Then we had the agricultural revolution. Folk still had the same genetic balance of equality/inequality. Luck could make you smarter or stronger than the average. But steadily populations grew and social outcomes became more of a hierarchical competition. You had the explosive growth of empires rising and falling.
Then the industrial revolution and now social outcomes could be hugely varied. And indeed, political structures were rejigged to make that part of the game. Liberal philosophy advocated for all to have the opportunity to get fat and rich, every person getting the just desserts they could earn.
But unfettered capitalism doesn't work. Some kind of balancing in the other direction – an evening out if outcomes are too uneven – has to be built into the politics. Marxism was one such response – but better institutionalised by social democracies than communist autocracies.

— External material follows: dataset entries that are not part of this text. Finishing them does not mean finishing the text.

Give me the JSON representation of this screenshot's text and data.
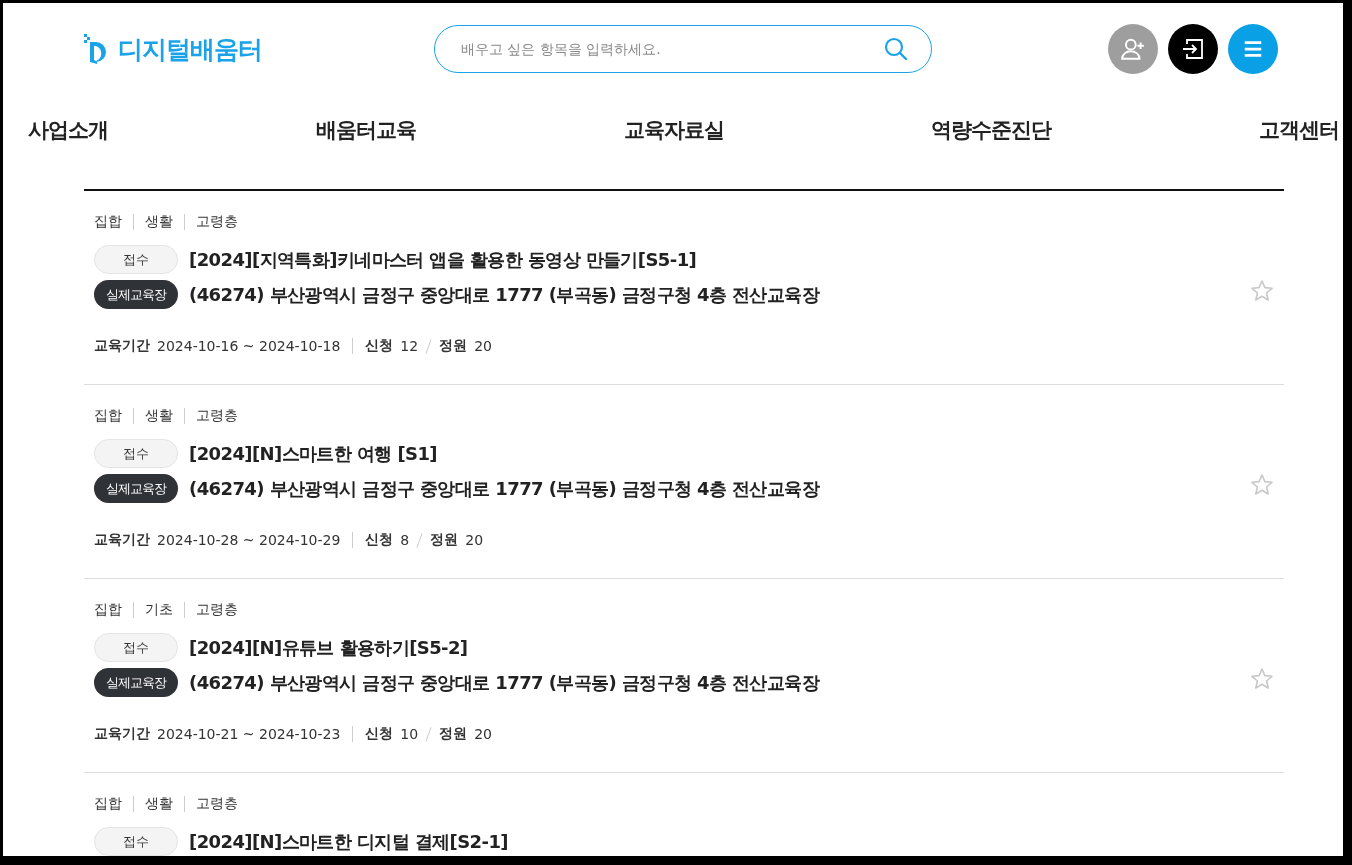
{
  "header": {
    "logo_text": "디지털배움터",
    "search": {
      "placeholder": "배우고 싶은 항목을 입력하세요."
    }
  },
  "nav": [
    "사업소개",
    "배움터교육",
    "교육자료실",
    "역량수준진단",
    "고객센터"
  ],
  "courses": [
    {
      "tags": [
        "집합",
        "생활",
        "고령층"
      ],
      "status": "접수",
      "title": "[2024][지역특화]키네마스터 앱을 활용한 동영상 만들기[S5-1]",
      "location_type": "실제교육장",
      "address": "(46274) 부산광역시 금정구 중앙대로 1777 (부곡동) 금정구청 4층 전산교육장",
      "period_label": "교육기간",
      "period": "2024-10-16 ~ 2024-10-18",
      "applied_label": "신청",
      "applied": "12",
      "capacity_label": "정원",
      "capacity": "20",
      "favorite": false
    },
    {
      "tags": [
        "집합",
        "생활",
        "고령층"
      ],
      "status": "접수",
      "title": "[2024][N]스마트한 여행 [S1]",
      "location_type": "실제교육장",
      "address": "(46274) 부산광역시 금정구 중앙대로 1777 (부곡동) 금정구청 4층 전산교육장",
      "period_label": "교육기간",
      "period": "2024-10-28 ~ 2024-10-29",
      "applied_label": "신청",
      "applied": "8",
      "capacity_label": "정원",
      "capacity": "20",
      "favorite": false
    },
    {
      "tags": [
        "집합",
        "기초",
        "고령층"
      ],
      "status": "접수",
      "title": "[2024][N]유튜브 활용하기[S5-2]",
      "location_type": "실제교육장",
      "address": "(46274) 부산광역시 금정구 중앙대로 1777 (부곡동) 금정구청 4층 전산교육장",
      "period_label": "교육기간",
      "period": "2024-10-21 ~ 2024-10-23",
      "applied_label": "신청",
      "applied": "10",
      "capacity_label": "정원",
      "capacity": "20",
      "favorite": false
    },
    {
      "tags": [
        "집합",
        "생활",
        "고령층"
      ],
      "status": "접수",
      "title": "[2024][N]스마트한 디지털 결제[S2-1]"
    }
  ]
}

So yes, there is some ethical meat in this. "From each according to his ability, to each according to his needs". We can see that as the kind of formula which connects the biological variance and sociological variance, that connects the distribution of opportunities to the distributions of outcomes in the hope of approaching some happy medium.
But then the rub. The happy medium is in turn dependent on the underlying entropic foundations of that society. There is a burn rate that the political thermostat is attempting to regulate. The populace must produce – or these days consume – at a rate sufficient to keep the system on the road and growing, while also paying for the matching social safety net (including its state security apparatus) that stops the social fabric tearing itself to shreds.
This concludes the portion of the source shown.